Empresas como Apple, Amazon, Facebook y Samsung son vistas por el sector como la mayor amenaza al negocio de la banca tradicional, de acuerdo con especialistas del sector financiero que creen que las grandes tecnológicas pueden incluso llegar a suponer un problema de concentración por los servicios de nube que ofrecen a otras empresas financieras.

El IX Informe de Tendencias en Medios de Pago de Minsait, para el que se entrevistó a 40 miembros del sector financiero en los países de América Latina y a 400 usuarios de sus servicios, cuatro de cada 10 mexicanos creen que las grandes tecnológicas o big tech proveerán un mejor servicio que la banca tradicional y cinco de cada 10 piensan que su servicio será igual.

Según el informe, en Latinoamérica, las big tech han aprovechado la información que obtienen de la interacción con sus usuarios para apalancar  el inicio de su oferta de servicios financieros. Recientemente, Facebook anunció el inicio de sus servicio de pagos a través de Whatsapp y Samsung y Apple han ido avanzando en el mercado de las wallets de pago y de los pagos sin contacto (contactless).

Son justamente los wallets de dispositivos como los de Samsung o Apple, los que tienen la mayor probabilidad de sobrevivir en los próximos cinco años, por encima de las wallets bancarias y de las de los ecosistemas de pago, como Mercado Pago, refiere el documento de Minsait, la división de tecnología de la española Indra.

Ernesto Terríquez, director de Servicios Financieros de Minsait, explicó en entrevista que si bien en el principio del proceso de disrupción digital, el sector bancario reconocía a las fintech como su principal amenaza; las big tech llegaron a ofrecer servicios financieros en América Latina a finales del 2019 y principios de 2020 con un alto componente tecnológico, la penetración de sus marcas y al respaldo financiero que tienen para invertir y para ofrecer nuevos productos financieros.

“Amazon ha creado un ecosistema alrededor del e-commerce y creo que está a un paso de comenzar a ofrecer financiamiento para la compra de productos”, dijo Terríquez. Este modelo ya lo aplica la argentina Mercado Libre en México, que ofrece créditos de consumo pero también de trabajo, a través de su división Mercado Crédito.

Terríquez agregó que mientras que la banca tradicional tiene restricciones para llegar a la base no bancarizada de la población mexicana, las grandes tecnológicas son capaces de llegar a cualquier segmento de la pirámide poblacional con lo que su producto puede ser adoptado con mayor facilidad.
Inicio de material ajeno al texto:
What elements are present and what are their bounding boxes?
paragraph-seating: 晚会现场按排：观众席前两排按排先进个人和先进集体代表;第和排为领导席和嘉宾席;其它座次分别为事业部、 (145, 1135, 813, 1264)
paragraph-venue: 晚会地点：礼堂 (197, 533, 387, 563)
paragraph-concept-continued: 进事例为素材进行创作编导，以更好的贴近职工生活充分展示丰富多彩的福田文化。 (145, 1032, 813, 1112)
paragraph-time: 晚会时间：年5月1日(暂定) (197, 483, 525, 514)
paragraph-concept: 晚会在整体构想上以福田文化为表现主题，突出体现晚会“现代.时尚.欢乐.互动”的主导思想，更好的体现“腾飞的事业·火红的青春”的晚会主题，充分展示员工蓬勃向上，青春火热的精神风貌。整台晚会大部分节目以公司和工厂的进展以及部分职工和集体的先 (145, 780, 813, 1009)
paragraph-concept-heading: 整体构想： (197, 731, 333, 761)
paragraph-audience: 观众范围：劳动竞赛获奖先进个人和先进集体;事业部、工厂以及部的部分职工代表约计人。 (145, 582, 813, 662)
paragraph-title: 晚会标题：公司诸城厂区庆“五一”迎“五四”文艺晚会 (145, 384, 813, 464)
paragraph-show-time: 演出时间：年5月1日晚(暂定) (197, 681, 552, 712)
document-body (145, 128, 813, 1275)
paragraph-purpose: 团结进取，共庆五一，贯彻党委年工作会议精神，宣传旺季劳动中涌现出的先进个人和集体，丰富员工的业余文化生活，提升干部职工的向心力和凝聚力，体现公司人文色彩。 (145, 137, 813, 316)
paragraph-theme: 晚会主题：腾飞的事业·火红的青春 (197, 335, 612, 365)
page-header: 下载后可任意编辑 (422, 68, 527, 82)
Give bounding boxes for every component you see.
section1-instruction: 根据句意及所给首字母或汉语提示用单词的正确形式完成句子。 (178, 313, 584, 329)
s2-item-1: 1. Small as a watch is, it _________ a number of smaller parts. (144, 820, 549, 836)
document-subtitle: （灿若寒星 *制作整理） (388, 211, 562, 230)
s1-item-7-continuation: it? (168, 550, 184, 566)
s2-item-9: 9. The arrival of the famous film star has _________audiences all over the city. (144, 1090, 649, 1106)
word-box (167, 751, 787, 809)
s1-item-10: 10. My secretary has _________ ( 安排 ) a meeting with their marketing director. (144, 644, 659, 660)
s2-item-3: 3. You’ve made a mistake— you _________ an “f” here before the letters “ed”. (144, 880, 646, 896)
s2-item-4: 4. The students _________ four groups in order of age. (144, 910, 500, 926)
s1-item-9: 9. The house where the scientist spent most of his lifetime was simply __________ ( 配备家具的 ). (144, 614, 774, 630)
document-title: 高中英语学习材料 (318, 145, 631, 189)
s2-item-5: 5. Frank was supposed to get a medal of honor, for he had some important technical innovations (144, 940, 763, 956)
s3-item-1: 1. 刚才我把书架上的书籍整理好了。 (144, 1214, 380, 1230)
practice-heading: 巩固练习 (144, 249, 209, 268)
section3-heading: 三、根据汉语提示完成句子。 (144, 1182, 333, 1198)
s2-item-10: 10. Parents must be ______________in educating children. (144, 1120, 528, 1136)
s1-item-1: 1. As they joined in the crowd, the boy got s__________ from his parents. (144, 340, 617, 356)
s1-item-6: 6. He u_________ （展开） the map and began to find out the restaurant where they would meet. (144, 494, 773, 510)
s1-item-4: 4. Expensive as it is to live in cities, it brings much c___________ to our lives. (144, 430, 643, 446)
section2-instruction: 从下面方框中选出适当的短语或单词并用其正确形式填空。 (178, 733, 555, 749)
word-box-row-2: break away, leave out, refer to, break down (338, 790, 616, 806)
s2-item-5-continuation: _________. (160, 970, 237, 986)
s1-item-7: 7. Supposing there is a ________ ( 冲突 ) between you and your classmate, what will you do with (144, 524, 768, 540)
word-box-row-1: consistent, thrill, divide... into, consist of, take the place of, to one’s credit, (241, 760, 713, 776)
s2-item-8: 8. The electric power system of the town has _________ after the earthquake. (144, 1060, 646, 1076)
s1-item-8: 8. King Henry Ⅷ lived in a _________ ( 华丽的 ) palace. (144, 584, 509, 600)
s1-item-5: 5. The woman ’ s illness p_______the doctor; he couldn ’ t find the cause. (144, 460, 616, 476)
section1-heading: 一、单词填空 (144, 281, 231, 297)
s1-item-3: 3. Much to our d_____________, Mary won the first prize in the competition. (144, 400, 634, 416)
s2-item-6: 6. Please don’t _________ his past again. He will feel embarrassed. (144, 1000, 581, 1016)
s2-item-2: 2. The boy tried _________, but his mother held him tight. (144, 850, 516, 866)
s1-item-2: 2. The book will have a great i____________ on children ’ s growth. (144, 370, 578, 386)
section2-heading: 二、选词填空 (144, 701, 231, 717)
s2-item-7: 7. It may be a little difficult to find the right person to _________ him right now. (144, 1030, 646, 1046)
El informe de Minsait cita a Alfonso Estévez, director general de EZ Wallet, una plataforma de banca móvil mexicana, quien está convencido de que las grandes tecnológicas van a ser “los grandes competidores de los proveedores consolidados, con sus herramientas tecnológicas, sus bases de datos y su fortaleza digital.

“Los bancos deberían estar más preocupados por ellos ya que la estrategia de las fintech no es competir con los bancos o los bigtech –con quienes no pueden hacerlo-, sino formar parte de sus ecosistemas o crear ecosistemas propios”, refiere Estévez en el informe.

No obstante, para Fabricio Ikeda, director del área de Fraude y Cumplimiento Regulatorio de la empresa de análisis de datos para el sector bancario FICO en América Latina, la dinámica entre la banca tradicional y las grandes tecnológica es más una de alianzas que de competencia.

“La ventaja de la banca tradicional frente a las big tech es la capacidad de inversión y el poder hacer llegar nuevos productos a sus clientes, pero al mismo tiempo cuando entra uno de estos participantes al mercado, como ha pasado en países como México, Brasil y Colombia, lo que hace es generar más valor a la industria”, dijo Ikeda.